En ce qui concerne le cancer du col utérin, la tumeur la plus répandue parmi celles pouvant être causées par des virus oncogènes, des programmes de dépistage et de prévention efficaces existent depuis longtemps - vous pouvez en savoir plus sur le site Web de la Fondation pour la prévention du cancer. La vaccination contre le VPH, qui était d'abord recommandée aux enfants, puis aux femmes de moins de 26 ans, est maintenant recommandée dans de nombreux pays aux personnes de moins de 45 ans, sans distinction de sexe. Et, peut-être, il convient de rappeler plus souvent que le cancer est dans la plupart des cas une maladie du mode de vie. Ainsi, le tabagisme est la principale cause de près de quinze types de tumeurs et l’obésité en compte treize.

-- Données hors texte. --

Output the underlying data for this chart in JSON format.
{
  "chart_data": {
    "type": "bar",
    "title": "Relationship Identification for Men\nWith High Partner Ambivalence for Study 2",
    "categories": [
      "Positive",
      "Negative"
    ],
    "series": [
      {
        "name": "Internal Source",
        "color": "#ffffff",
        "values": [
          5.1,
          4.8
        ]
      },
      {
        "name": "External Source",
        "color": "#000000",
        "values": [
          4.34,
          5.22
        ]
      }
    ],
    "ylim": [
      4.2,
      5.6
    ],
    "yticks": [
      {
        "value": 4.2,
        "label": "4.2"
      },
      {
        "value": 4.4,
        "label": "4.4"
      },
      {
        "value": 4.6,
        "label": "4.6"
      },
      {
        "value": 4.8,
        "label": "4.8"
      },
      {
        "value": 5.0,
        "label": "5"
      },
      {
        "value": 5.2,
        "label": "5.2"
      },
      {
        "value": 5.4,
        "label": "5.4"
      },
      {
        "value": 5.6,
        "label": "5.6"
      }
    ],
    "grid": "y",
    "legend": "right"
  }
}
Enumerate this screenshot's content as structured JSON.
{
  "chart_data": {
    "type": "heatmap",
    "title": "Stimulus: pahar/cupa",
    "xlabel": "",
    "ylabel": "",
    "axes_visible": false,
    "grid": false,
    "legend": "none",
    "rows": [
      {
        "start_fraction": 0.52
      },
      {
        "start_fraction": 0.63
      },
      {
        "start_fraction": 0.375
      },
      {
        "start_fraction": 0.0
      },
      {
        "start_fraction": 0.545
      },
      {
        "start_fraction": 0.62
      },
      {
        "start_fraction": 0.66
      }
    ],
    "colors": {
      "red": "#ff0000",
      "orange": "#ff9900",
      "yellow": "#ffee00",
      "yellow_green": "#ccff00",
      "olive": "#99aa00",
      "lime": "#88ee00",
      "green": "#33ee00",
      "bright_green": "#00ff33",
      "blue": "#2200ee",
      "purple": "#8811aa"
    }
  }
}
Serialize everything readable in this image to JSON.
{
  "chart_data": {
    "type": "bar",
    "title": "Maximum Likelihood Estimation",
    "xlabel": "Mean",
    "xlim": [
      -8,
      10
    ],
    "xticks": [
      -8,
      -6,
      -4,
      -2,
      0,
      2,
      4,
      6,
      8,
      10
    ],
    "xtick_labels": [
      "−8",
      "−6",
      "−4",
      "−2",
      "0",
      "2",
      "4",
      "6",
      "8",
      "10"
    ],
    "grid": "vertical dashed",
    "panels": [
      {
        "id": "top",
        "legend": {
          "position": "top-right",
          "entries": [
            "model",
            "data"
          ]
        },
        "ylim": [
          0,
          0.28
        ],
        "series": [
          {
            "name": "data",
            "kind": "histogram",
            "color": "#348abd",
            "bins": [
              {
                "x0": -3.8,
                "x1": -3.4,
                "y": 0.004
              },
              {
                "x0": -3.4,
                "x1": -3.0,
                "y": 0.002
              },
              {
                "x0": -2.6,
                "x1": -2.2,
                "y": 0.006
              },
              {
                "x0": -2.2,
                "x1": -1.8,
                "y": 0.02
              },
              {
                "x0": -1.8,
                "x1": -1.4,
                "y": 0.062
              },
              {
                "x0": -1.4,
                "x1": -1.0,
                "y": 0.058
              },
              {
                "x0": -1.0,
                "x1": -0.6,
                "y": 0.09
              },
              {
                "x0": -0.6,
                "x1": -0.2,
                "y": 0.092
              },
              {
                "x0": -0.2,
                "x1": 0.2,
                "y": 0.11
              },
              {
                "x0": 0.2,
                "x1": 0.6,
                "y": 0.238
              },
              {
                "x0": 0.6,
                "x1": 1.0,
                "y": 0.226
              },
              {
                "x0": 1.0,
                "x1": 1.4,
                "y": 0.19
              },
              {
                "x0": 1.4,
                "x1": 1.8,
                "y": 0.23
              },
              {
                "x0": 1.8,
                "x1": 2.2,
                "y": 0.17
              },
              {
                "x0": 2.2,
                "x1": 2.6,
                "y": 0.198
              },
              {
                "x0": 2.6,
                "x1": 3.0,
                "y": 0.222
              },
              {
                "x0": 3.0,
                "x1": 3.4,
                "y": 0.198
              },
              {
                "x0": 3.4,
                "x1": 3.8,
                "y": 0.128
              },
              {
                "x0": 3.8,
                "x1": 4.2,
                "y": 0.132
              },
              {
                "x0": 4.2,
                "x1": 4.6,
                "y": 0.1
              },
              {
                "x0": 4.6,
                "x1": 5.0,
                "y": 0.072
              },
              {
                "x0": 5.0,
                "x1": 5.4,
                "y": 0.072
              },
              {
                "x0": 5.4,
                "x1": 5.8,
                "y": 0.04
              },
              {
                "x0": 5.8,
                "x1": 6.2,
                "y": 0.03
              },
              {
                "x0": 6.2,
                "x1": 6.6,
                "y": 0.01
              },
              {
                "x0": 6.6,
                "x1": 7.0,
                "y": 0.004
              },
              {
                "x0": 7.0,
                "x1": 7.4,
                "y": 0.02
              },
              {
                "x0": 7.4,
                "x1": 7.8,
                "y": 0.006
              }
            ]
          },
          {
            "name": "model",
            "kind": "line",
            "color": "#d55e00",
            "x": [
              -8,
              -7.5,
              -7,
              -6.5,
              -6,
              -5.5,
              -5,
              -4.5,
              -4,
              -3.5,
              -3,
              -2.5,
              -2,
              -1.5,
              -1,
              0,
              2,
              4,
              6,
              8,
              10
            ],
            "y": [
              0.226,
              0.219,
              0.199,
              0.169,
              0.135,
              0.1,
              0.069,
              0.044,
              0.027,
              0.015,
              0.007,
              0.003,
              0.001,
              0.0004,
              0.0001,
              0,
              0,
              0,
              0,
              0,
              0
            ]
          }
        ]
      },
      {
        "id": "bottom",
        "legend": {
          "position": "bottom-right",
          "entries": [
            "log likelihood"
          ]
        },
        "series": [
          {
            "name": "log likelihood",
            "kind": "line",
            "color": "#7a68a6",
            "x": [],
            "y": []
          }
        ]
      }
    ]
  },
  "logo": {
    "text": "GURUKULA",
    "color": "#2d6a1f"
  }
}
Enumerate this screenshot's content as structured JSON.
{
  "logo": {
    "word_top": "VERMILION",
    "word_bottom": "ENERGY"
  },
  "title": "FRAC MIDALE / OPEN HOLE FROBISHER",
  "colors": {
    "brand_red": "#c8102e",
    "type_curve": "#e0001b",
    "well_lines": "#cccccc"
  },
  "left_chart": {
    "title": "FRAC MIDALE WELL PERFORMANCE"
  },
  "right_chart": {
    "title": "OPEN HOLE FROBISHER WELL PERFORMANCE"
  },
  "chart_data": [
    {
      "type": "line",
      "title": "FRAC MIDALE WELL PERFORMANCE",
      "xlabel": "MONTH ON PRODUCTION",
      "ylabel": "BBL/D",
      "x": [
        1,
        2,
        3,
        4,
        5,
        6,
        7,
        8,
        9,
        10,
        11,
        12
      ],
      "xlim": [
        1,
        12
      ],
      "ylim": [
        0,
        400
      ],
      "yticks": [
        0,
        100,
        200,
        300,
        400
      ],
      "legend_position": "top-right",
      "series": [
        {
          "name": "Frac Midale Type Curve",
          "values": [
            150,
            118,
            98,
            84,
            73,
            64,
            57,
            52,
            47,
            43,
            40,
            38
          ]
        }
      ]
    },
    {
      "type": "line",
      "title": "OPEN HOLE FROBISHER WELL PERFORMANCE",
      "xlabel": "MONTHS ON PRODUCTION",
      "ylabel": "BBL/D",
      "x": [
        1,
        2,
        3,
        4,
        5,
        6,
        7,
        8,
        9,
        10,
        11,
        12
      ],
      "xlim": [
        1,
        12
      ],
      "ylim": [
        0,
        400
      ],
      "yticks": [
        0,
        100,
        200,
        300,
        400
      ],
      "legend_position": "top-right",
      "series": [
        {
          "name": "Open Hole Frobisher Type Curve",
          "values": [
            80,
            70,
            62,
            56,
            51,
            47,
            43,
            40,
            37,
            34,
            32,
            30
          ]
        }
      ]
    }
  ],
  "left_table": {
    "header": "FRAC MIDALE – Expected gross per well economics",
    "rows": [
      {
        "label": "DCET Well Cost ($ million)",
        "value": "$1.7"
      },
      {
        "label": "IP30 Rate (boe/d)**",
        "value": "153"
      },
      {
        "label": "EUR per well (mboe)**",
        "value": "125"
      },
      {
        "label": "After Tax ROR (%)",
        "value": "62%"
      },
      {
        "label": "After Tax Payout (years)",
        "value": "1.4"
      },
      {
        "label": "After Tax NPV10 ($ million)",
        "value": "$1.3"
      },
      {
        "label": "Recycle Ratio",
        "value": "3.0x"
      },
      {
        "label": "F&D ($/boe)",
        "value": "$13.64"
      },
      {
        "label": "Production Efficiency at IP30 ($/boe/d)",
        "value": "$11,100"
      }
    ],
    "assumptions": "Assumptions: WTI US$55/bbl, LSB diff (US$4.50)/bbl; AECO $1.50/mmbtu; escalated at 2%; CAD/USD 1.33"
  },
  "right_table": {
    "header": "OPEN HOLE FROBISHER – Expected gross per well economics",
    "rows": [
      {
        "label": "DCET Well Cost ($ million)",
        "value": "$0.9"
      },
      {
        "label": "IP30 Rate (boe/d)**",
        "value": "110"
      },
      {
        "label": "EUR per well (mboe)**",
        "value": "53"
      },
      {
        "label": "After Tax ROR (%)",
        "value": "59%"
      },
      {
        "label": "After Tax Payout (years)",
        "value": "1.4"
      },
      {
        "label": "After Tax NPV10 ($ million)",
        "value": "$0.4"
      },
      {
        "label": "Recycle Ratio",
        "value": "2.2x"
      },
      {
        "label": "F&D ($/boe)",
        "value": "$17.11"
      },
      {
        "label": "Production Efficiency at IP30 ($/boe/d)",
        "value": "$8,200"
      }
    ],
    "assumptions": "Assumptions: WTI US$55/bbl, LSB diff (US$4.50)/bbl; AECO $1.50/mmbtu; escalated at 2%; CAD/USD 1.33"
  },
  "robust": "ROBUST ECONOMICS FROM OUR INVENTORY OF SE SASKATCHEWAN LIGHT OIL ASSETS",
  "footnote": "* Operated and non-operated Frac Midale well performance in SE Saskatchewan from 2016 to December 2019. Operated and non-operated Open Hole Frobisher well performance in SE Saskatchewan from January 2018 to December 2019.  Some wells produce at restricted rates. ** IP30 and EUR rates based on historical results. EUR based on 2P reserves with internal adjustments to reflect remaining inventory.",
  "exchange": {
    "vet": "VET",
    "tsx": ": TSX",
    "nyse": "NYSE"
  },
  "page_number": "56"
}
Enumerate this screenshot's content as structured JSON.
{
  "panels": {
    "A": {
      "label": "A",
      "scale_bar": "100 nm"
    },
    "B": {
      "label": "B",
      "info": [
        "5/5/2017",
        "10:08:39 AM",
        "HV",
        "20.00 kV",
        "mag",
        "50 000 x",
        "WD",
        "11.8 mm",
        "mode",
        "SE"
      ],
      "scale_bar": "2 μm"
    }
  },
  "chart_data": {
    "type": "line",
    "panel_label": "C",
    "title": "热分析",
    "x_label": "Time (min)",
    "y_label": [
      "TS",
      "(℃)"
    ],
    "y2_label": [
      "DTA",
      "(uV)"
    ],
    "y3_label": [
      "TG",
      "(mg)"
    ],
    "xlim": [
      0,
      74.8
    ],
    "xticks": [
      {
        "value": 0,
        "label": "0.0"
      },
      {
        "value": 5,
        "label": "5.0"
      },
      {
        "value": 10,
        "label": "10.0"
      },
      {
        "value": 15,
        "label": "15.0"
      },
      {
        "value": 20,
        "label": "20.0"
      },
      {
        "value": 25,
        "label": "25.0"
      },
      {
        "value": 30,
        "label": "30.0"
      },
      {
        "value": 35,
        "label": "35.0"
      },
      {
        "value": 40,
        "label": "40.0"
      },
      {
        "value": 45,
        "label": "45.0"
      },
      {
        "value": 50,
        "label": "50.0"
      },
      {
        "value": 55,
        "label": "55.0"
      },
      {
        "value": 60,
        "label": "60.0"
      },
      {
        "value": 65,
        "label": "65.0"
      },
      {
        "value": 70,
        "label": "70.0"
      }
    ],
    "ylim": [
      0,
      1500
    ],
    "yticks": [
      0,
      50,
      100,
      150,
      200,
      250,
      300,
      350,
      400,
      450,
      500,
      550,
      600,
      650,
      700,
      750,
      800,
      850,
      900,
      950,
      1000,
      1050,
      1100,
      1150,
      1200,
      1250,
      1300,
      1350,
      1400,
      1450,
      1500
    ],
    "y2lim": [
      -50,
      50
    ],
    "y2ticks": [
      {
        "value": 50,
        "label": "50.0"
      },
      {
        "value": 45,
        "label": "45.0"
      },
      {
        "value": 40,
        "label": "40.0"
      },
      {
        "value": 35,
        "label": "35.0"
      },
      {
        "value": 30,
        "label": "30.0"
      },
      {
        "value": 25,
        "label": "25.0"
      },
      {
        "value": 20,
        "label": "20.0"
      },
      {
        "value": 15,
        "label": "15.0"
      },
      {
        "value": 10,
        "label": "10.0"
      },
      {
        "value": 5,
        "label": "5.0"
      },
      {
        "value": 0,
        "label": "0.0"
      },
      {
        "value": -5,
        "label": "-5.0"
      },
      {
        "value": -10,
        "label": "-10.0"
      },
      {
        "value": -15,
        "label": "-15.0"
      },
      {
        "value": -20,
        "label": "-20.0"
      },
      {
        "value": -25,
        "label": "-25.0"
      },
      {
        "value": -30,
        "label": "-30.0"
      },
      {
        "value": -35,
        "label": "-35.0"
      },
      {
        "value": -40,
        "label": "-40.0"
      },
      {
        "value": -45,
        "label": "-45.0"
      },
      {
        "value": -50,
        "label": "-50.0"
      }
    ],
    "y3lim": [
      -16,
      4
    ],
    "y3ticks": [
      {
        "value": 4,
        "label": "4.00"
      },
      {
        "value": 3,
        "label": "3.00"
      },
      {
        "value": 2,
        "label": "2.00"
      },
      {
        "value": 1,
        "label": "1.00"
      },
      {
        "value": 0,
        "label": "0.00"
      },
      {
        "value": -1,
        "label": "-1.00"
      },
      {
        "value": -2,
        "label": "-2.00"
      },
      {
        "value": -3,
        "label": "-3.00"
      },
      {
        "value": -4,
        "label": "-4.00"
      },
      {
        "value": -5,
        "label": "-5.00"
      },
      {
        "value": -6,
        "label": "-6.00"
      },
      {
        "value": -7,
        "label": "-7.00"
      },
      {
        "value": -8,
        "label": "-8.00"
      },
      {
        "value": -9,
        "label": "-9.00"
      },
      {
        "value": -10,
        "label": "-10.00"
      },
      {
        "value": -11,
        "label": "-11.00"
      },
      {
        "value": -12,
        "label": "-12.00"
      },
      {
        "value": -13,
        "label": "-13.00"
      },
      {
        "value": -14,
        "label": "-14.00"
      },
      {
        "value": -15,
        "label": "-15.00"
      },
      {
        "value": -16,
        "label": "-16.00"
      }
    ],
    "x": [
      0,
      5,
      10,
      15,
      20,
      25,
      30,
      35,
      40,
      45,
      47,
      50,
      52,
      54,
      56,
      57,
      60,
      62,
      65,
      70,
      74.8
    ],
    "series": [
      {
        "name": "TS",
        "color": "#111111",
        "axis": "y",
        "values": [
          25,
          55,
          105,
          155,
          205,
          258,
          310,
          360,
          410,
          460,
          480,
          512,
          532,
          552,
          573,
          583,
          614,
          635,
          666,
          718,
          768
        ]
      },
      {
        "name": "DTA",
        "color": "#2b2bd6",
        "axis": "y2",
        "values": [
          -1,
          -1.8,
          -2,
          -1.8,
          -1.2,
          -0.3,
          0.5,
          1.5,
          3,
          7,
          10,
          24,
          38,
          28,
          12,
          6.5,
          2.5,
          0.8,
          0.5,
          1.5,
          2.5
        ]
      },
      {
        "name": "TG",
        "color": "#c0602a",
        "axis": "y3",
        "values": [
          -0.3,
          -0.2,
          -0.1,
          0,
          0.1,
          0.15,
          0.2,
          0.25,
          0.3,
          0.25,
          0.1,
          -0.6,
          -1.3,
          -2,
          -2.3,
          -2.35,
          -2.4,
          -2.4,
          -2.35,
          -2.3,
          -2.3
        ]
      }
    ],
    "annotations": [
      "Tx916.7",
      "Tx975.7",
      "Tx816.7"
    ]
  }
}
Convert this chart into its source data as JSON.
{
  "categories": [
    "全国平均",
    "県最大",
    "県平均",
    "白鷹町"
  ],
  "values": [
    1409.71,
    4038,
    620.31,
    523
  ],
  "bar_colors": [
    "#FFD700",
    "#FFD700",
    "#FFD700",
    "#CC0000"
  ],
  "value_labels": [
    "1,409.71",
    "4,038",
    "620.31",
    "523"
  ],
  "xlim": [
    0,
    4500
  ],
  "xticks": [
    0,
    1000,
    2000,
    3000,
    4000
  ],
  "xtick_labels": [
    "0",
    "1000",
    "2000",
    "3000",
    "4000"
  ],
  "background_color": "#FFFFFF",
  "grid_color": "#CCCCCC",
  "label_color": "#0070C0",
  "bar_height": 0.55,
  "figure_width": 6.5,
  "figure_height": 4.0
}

Une faible conscience provoque la peur, et la peur, à son tour, provoque l'agression et une tentative de se protéger du danger imaginaire. Et il ne s'agit pas seulement de recueillir des signatures contre la location d'appartements, il faut aussi prendre des décisions sérieuses. Selon l’une des légendes de la ville de Saint-Pétersbourg, l’Institut de recherche en oncologie a été construit à l’écart de la ville, précisément parce qu’il souhaitait isoler les patients (et ironiquement, le dispensaire tuberculeux a été placé à l’endroit prévu). On ne sait pas si cela est vrai ou pas - mais il n’est pas difficile d’imaginer la pensée des personnes qui ont pris la décision.
Le pire résultat concerne ceux qui sont déjà attaqués - les personnes gravement malades et leurs proches. Il s’agit d’un cercle vicieux: plus la population environnante soigne les malades, plus il est difficile de la déstigmatiser et de mieux comprendre comment une aide et des soins indispensables sont nécessaires, même si la vie n’est pas sauvée. Bien que l’humanité ne soit pas en mesure de se débarrasser du cancer ou de le soigner dans tous les cas, il est nécessaire d’investir non seulement dans de nouveaux développements, mais également dans les soins palliatifs et l’anesthésie - et donc d’être plus gentil à tous les niveaux.